O Canto das Três Raças:
prolongamentos agremiativos em Pernambuco
por João Araújo
(
artigo publicado originalmente no Site BRmais: AQUI)
A convergência da diversidade étnica na formação cultural de uma nação é um presente concedido pelo passar do tempo. Se afirmo hoje que uma sociedade possui o privilégio por ter sido formada pela mistura diversificada de vários povos, não posso esquecer que tal processo certamente foi doloroso num tempo quando práticas como a escravidão, por exemplo, participavam da rotina dos cidadãos. Esse fato tenebroso da nossa história é inegável e deixou sequelas profundas. Quero focar, entretanto, as atenções no lado positivo, isto é, nas heranças culturais que tais etnias deixaram para as gerações futuras.
Cuidar bem das boas memórias e sementes culturais, semeá-las com carinho e fazê-las brotar os bons frutos que cada raça transportou no corpo e na alma durante os séculos é atuar na rica fertilização da sociedade; é uma missão de amor. No caso do Brasil, assim espero que sempre o seja. Nosso país deve se orgulhar da beleza e confluência das suas ricas origens. Em muitas regiões, mantém-se continuamente o germinar e o brotar dos traços culturais ancestrais. Das figuras do indígena, do africano e do europeu saltaram e saltam particularidades diversas que habitam os nossos dias, muitas vezes e infelizmente, sem a atenção merecida. Irei lançar essa reflexão sobre o nordeste brasileiro.
Considero especialmente o estado que já foi um dia conhecido como o Leão do Norte. Lá em Pernambuco, as três raças também encontraram prolongamentos peculiares na coletividade de diversos grêmios carnavalescos como forma de expressão cultural. Hoje, porém, apesar de um tipo de agremiação fazer referência cultural a uma determinada linhagem, as suas alas são compostas por “desfilantes” de múltiplas origens étnicas, dando, assim, o colorido humano característico do carnaval, como sempre deve ser. Apesar de o catálogo de agremiações carnavalescas ser muito mais vasto, limitar-me-ei aqui a destacar apenas três exemplos delas, fazendo, assim, uma ligação com cada um dos grupos étnicos acima citados.
O Indígena
O meu ponto de partida é, portanto, o caso da cultura indígena. Esta ganhou um prolongamento coletivo no Folclore pernambucano através de agremiações chamadas Caboclinhos ou Cabocolinhos. Aí, homens e mulheres trajam fantasias compostas por saias, cocares, tornozeleiras, colares, pulseiras, braceletes e cintos com chocalhos presos, todos manufaturados com ricas e coloridas penas. O repertório que se toca em tais grupos se inspira em sonoridades florestais primitivas. A base rítmica utilizada é composta por toques percussivos de tambores e preacas, estes últimos sendo instrumentos de percussão em forma de arco e flecha que emitem estalos secos de madeira. Também se utilizam flautins de taquara, costurando melodias agudas e alegres em cadências distintas, das quais se destacam o canto guerreiro e o perré.

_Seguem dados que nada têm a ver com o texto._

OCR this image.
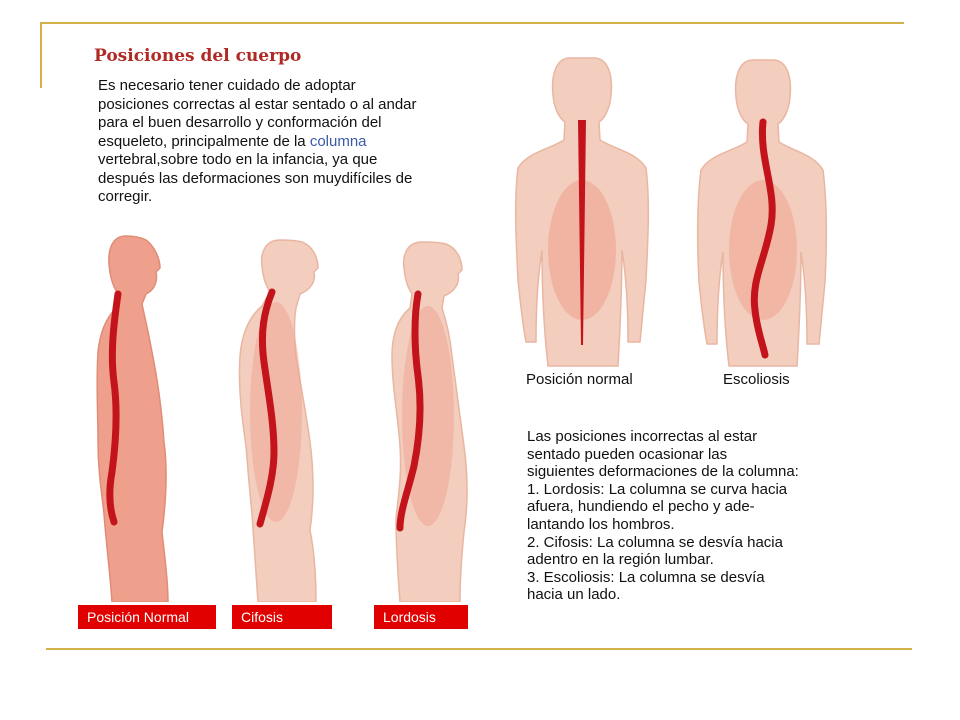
Posiciones del cuerpo

Es necesario tener cuidado de adoptar posiciones correctas al estar sentado o al andar para el buen desarrollo y conformación del esqueleto, principalmente de la columna vertebral,sobre todo en la infancia, ya que después las deformaciones son muydifíciles de corregir.

Posición normal	Escoliosis
Posición Normal	Cifosis	Lordosis

Las posiciones incorrectas al estar
sentado pueden ocasionar las
siguientes deformaciones de la columna:
1. Lordosis: La columna se curva hacia
afuera, hundiendo el pecho y ade-
lantando los hombros.
2. Cifosis: La columna se desvía hacia
adentro en la región lumbar.
3. Escoliosis: La columna se desvía
hacia un lado.
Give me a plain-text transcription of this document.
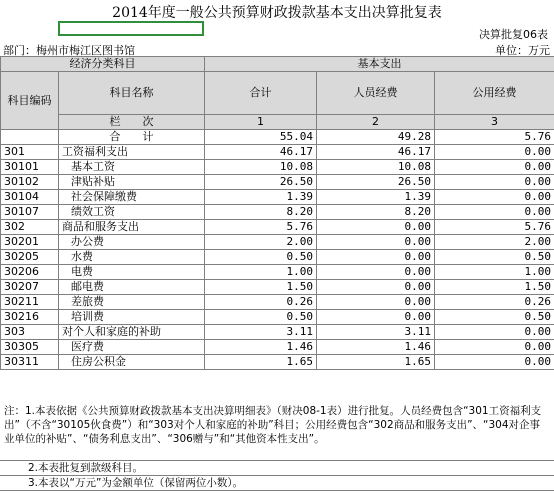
2014年度一般公共预算财政拨款基本支出决算批复表
决算批复06表
部门：梅州市梅江区图书馆	单位：万元
经济分类科目		基本支出		
科目编码	科目名称	合计	人员经费	公用经费

	栏　　次	1	2	3
	合　　计	55.04	49.28	5.76
301	工资福利支出	46.17	46.17	0.00
30101	基本工资	10.08	10.08	0.00
30102	津贴补贴	26.50	26.50	0.00
30104	社会保障缴费	1.39	1.39	0.00
30107	绩效工资	8.20	8.20	0.00
302	商品和服务支出	5.76	0.00	5.76
30201	办公费	2.00	0.00	2.00
30205	水费	0.50	0.00	0.50
30206	电费	1.00	0.00	1.00
30207	邮电费	1.50	0.00	1.50
30211	差旅费	0.26	0.00	0.26
30216	培训费	0.50	0.00	0.50
303	对个人和家庭的补助	3.11	3.11	0.00
30305	医疗费	1.46	1.46	0.00
30311	住房公积金	1.65	1.65	0.00
注：1.本表依据《公共预算财政拨款基本支出决算明细表》（财决08-1表）进行批复。人员经费包含“301工资福利支出”（不含“30105伙食费”）和“303对个人和家庭的补助”科目；公用经费包含“302商品和服务支出”、“304对企事业单位的补贴”、“债务利息支出”、“306赠与”和“其他资本性支出”。
2.本表批复到款级科目。
3.本表以“万元”为金额单位（保留两位小数）。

No carnaval, muitos desses grupos desfilam pelas ruas do Recife presenteando os olhares atentos da multidão com um espetáculo de exuberância e lépida alegria. Assim, a cultura indígena encontrou uma forma alternativa e diferente de se estender e de expressar os seus costumes, crenças e lendas, que, aliás, não são poucas. Entre os vários mitos, destacam-se a lenda do Boto cor-de-rosa (o galanteador), do Curupira e da Caipora (dois dos guardiões das florestas), do Boitatá (a serpente de fogo), a lenda da Mandioca e a lenda da Iara (a mãe d'água).
Em geral, uma mitologia vai sendo passada de boca em boca através das gerações, como uma espécie de bastão da tradição, e, nesta corrida de transmissão oral, as histórias vão sofrendo alterações e variações ao longo dos anos. No caso da lenda da Iara (formada pela composição das palavras y, água, e ara, senhora), por exemplo, diz-se que, numa de suas primeiras versões, referia-se a um homem-peixe que atacava pescadores e os levava para o fundo dos rios. Só a partir do século XVIII, uma versão feminina da mulher encantada e sedutora passou a vigorar no imaginário popular, que, por sua vez, também já encontra influências trazidas do universo mitológico das sereias.
Controvérsias à parte, o que quero destacar aqui é a manifestação agremiativa e o estilo musical de base indígena, os Caboclinhos, que se fizeram impor no ambiente carnavalesco e carregam em si a expressão maior da cultura desta etnia em seus desfiles pelas ruas da cidade.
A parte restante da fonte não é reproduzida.